DPP4 was originally identified as the lymphocyte cell surface antigen CD26. In humans CD26 functions in many pathways that are not directly related to its peptidase activity nor to its role in incretin inactivation. DPP4 harbors adenosine deaminase-binding (ADA-binding) properties and is involved in extracellular matrix binding. Of importance to the immune system, CD26 expression and activity are enhanced upon T-cell activation. CD26 interacts with other lymphocyte cell surface antigens including ADA, CD45 and the chemokine receptor CXCR4 (notable is the fact that CXCR4 is a T-cell attachment site for HIV). As yet it has not been clearly delineated as to whether the enzymatic activity of DPP4 is essential for the T-cell activating and co-stimulatory functions assigned to CD26. Of significance, however, is that in gene knock-out mice lacking CD26 there is enhanced insulin secretion and improved glucose tolerance indicating that inhibition of DPP4 activity is a potential therapeutic target in thetreatment of type 2 diabetes.

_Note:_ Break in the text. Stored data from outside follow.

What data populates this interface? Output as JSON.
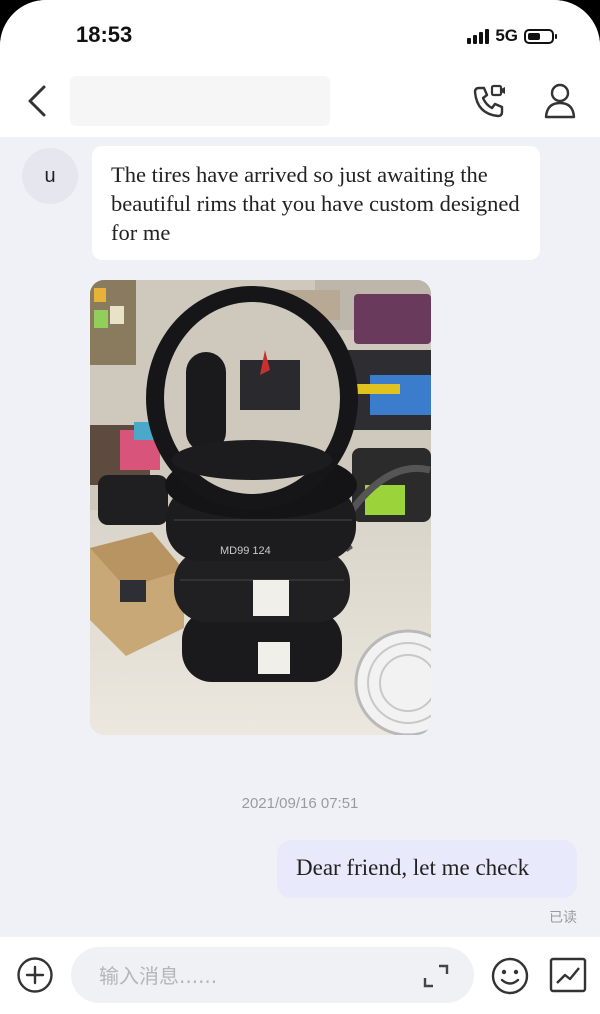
{
  "status_bar": {
    "time": "18:53",
    "network": "5G"
  },
  "header": {
    "back_icon": "chevron-left-icon",
    "call_icon": "video-call-icon",
    "profile_icon": "person-icon"
  },
  "messages": [
    {
      "type": "text",
      "direction": "incoming",
      "avatar_letter": "u",
      "text": "The tires have arrived so just awaiting the beautiful rims that you have custom designed for me"
    },
    {
      "type": "image",
      "direction": "incoming",
      "photo_text": "MD99 124"
    },
    {
      "type": "timestamp",
      "text": "2021/09/16 07:51"
    },
    {
      "type": "text",
      "direction": "outgoing",
      "text": "Dear friend, let me check",
      "status": "已读"
    }
  ],
  "composer": {
    "placeholder": "输入消息......",
    "value": ""
  },
  "colors": {
    "chat_bg": "#f0f1f6",
    "incoming_bubble": "#ffffff",
    "outgoing_bubble": "#e8eafc"
  }
}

All of the effects of GLP-1 are mediated following activation of the GLP-1 receptor (GLP-1R). The GLP-1R is a typical seven-transmembrane spanning receptor coupled to G-protein activation, increased cAMP production and activation of PKA. However, there are also PKA-independent responses initiated through the GLP-1R. Other major responses to the actions of GLP-1 include pancreatic β-cell proliferation and expansion concomitant with a reduction of β-cell apoptosis (death). In addition, GLP-1 activity results in increased expression of the glucose transporter-2 (GLUT2) and glucokinase genes in pancreatic cells.